Doppler echocardiography requires skill and expertise to measure the outflow tract obstruction. Exercise is certainly the most physiological mechanism to provoke obstruction, but the rapid labored respiratory movements at peak exercise may interfere with the Doppler interrogation. Mitral regurgitation can also result in a high flow velocity in the same direction as the outflow tract obstruction, frequently contaminating the outflow signal. Differentiation of the mitral regurgitation signal from the outflow tract signal is more difficult after exercise. Cavity obliteration may occur in the mid-ventricular region and cause an increased velocity not due to true obstruction but rather due to the high velocity caused by a small hyperdynamic cavity, as has been shown to occur with dobutamine stimulation. A number of patients who had misleading Doppler information, suggesting a significant dynamic outflow tract gradient when no obstruction existed at rest or with provocation, have been referred to others and to us for septal reduction therapy.
It is therefore essential in all of these studies to assure that true obstruction is present during any type of provocation, as well as with exercise. The simple auscultatory finding of a loud systolic murmur appearing with provocation, whether during exercise or during simple maneuvers at the time of physical examination, is good confirmatory evidence of true obstruction. True outflow tract obstruction must be accompanied by demonstrable systolic anterior motion of the mitral valve, necessitating meticulous 2-dimensional echocardiographic imaging concurrent with the Doppler interrogation. In select cases in which it is still unclear as to whether a provocable obstruction is present, we and others have performed cardiac catheterization with isoproterenol infusion via a transseptal approach that avoids catheter entrapment.18,19 Simultaneous 2-dimensional echocardiography is used to confirm the site of obstruction.
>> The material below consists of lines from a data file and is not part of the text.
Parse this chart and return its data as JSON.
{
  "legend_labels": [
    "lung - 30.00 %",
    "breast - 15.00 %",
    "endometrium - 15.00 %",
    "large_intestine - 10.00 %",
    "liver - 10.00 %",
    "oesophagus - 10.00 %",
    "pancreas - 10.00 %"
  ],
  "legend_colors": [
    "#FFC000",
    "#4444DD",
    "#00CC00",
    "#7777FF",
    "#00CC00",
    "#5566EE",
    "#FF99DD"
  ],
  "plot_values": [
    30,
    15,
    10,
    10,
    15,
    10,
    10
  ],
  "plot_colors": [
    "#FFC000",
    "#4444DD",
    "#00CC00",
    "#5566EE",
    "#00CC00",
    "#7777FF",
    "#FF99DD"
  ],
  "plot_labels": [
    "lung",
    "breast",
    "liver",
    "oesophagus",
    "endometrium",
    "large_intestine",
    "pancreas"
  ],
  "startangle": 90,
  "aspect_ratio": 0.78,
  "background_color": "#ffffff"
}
Hypertrophic cardiomyopathy is a very complex disease process. We now have data that a dynamic left ventricular outflow tract obstruction is more common than previously thought and should be diligently pursued in symptomatic patients. If there is no severe resting outflow tract obstruction in patients with effort-related symptoms, provocative maneuvers with careful demonstration of systolic anterior motion of the mitral valve may identify patients with labile or latent obstruction who would benefit from treatment. However, we should not confine our approach to only the identification and treatment of obstruction. It is necessary to determine if other pathophysiological problems are present, such as intrinsic mitral valve disease, fixed subaortic obstruction, mid-ventricular obstruction, or apical involvement, as the presence of these coexistent lesions may have important implications for therapy. It also must be emphasized that sudden death may occur unrelated to obstruction and all patients with hypertrophic cardiomyopathy must also undergo risk stratification for sudden death. Family screening and genetic counseling should be part of the evaluation of any patient with hypertrophic cardiomyopathy. Although the new data by Maron et al16 push us to search for obstruction, a complete understanding of this complex disease is always of utmost importance to provide the optimal care for these patients.